Meine Website: http://ortaia.de


Genre: Roman
Illustrated by dtv München

3 Gedanken zu „Der Nazi und der Friseur

  1. Hallo Bories, ich freue mich, eine Rezension über dieses Buch gefunden zu haben, das der Booktube-Welt und Literaturbloggern heute leider wenig bekannt zu sein scheint.
    Es haben sich zwei Fehler in Deine Rezension geschlichen: Es gibt keine Identifizierung einer Leiche im polnischen Wald als Max Schulz. Im Gegenteil, Finkelstein, ehemals Max Schulz, verfolgt ja in den Zeitungen, dass er weiterhin gesucht wird.
    Hilsenrath war auch nicht von einem wahren Fall inspiriert. Er hat erst später erfahren, dass es einen SS-Mann gab, der sich nach dem Krieg erfolgreich als Jude ausgegeben hat.
    Auch würde ich nicht sagen, Max Schulz sei “ohne jedes Schuldgefühl”. Du schreibst ja selbst, dass die Toten ihn verfolgen, die Vergangenheit ihn einholt.

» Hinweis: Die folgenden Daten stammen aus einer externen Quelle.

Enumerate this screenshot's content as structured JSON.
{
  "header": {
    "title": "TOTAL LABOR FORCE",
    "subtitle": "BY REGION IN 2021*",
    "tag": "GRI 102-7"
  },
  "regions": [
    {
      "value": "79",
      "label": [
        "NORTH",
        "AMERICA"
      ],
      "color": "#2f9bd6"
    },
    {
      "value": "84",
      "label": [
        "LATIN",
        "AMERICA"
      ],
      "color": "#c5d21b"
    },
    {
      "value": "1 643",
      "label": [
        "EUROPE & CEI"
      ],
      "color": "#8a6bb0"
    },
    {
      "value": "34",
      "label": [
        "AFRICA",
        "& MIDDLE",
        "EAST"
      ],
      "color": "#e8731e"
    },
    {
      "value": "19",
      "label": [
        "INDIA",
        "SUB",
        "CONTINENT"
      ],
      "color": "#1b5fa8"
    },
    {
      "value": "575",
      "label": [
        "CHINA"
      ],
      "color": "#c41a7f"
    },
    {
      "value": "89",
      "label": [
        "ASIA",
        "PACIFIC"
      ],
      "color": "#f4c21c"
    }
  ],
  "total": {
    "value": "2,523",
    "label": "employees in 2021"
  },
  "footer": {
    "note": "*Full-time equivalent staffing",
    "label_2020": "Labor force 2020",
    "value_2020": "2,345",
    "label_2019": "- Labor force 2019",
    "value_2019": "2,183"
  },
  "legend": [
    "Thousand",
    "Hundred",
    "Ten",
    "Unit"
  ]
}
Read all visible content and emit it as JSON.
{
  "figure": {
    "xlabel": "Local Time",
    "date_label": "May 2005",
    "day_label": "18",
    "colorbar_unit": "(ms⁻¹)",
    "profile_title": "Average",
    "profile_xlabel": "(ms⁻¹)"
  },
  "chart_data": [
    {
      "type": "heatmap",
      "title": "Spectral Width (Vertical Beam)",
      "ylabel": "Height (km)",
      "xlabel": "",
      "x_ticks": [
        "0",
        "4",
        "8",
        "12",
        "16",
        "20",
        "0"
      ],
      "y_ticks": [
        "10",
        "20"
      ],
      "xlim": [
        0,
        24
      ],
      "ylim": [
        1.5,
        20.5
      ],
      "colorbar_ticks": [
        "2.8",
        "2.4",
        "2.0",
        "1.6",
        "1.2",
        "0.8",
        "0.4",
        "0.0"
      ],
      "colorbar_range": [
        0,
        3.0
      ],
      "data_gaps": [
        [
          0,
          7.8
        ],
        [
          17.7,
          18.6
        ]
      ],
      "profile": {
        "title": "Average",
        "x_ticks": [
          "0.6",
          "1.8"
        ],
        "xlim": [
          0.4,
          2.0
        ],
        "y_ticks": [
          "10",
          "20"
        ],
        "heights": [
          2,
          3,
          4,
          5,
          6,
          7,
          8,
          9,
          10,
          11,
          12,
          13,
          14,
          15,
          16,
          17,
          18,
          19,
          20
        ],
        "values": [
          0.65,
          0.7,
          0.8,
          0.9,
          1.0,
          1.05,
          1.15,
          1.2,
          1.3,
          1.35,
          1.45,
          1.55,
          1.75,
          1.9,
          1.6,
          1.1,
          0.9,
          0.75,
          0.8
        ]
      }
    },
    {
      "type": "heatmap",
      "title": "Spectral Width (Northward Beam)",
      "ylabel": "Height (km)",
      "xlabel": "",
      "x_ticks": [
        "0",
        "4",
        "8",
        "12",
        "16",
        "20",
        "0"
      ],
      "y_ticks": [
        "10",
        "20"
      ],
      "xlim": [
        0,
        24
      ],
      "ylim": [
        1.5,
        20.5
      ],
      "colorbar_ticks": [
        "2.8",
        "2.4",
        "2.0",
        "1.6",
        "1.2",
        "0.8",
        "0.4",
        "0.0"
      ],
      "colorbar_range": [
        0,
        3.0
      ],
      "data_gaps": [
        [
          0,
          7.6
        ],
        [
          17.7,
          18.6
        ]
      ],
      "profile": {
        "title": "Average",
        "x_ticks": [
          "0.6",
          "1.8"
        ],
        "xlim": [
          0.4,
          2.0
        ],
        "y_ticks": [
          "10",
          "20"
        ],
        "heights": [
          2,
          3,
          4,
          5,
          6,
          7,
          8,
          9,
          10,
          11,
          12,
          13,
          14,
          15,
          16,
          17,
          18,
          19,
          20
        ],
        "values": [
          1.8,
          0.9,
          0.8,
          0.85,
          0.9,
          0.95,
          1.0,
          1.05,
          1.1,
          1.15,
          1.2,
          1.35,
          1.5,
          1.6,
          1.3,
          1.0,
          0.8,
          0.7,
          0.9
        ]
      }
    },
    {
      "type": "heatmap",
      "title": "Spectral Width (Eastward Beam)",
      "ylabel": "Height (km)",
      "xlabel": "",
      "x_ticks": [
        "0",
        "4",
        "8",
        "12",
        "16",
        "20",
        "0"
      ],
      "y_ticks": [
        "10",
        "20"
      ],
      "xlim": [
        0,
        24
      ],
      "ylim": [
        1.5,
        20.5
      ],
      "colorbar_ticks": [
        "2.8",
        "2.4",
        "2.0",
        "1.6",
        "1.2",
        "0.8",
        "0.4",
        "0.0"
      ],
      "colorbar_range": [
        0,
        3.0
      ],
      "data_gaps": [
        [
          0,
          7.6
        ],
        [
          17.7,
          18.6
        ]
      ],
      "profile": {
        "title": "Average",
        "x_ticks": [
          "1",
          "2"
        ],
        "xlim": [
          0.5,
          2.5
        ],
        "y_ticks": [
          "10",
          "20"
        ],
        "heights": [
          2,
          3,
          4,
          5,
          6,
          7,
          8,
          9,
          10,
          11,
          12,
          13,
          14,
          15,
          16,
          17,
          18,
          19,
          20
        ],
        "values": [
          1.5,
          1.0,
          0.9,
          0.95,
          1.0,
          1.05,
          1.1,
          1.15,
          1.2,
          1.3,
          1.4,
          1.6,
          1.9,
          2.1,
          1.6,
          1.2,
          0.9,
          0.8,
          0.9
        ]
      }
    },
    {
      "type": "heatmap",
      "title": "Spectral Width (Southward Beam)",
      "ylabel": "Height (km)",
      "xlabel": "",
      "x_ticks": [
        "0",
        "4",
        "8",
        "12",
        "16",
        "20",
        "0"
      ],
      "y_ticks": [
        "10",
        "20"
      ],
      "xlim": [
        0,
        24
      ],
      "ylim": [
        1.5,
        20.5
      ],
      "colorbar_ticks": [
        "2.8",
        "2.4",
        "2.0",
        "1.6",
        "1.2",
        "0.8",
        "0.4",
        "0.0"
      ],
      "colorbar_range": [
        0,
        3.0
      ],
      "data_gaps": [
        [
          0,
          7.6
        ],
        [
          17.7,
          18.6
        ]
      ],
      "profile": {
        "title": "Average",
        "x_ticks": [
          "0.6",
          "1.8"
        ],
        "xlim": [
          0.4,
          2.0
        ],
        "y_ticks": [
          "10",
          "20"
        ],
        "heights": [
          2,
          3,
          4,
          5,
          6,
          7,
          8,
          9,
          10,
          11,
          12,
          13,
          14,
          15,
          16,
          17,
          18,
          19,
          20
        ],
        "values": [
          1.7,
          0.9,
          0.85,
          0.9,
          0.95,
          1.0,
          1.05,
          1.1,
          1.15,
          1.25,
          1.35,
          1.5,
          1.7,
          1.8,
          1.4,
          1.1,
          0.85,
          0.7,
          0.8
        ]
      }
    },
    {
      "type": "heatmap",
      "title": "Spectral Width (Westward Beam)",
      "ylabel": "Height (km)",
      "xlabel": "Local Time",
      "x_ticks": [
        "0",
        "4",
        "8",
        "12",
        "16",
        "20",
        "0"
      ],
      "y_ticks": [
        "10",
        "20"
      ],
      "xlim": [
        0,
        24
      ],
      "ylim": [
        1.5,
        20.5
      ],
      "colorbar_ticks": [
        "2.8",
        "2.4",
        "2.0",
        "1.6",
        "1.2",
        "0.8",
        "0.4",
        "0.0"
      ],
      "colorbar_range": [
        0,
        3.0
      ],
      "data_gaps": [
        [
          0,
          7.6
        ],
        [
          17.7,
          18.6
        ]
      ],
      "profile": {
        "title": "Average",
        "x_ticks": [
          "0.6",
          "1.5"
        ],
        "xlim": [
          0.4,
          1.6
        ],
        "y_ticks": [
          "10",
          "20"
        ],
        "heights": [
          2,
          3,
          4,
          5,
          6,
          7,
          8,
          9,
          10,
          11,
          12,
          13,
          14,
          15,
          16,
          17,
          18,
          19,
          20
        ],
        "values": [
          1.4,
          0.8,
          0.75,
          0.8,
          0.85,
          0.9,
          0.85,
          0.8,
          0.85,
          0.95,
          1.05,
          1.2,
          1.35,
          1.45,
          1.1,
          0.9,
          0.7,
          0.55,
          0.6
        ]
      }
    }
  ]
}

  2. Vielen Dank für den Kommentar. Zu den ‹Fehlern› ist anzumerken:

    1. Es gab sehr wohl eine Identifizierung! Mein berühmter Kollege Dieter Wunderlich, der für seine äußerst präzisen Inhaltsangaben bekannt ist, schreibt dazu (ich könnte es nicht besser, – er nennt sogar das Funddatum):

    «Im Dezember 1967 trifft Itzig Finkelstein den inzwischen über achtzig Jahre alten Amtsgerichtsrat Wolfgang Richter wieder und erinnert ihn an die Wette. Einige Zeit später verlangt Richter die Flasche Champagner, denn er hat herausgefunden, dass Max Schulz tot ist. Der Massenmörder erfror im Winter 1945 in einem Waldstück in Polen. Bauern fanden seine Leiche, die daraufhin am 2. Juni 1947 von den polnischen Behörden geborgen wurde. Itzig Finkelstein meint zwar, die Behörden hätten es sich zu leicht gemacht, aber Wolfgang Richter hält an seinen Erkenntnissen fest, und als Itzig ihm seine wahre Geschichte erzählt, befürchtet der pensionierte Amtsgerichtsrat, sein Gesprächspartner habe den Verstand verloren».

    © Dieter Wunderlich
    Quelle: https://www.dieterwunderlich.de/Hilsenrath-nazi-friseur.htm

    2. Bei meinen Recherchen bin ich seinerzeit auf diesen Hinweis gestoßen, aber da wir es hier ja nicht mit einem wissenschaftlichen Aufsatz zu tun haben, sondern mit einer Rezension, habe ich meine Quelle nicht mit abgespeichert. Mag sein, dass sie unzuverlässig war! Bei meinen heutigen Recherchen fand ich nichts, was mich widerlegt, – aber ist das wichtig?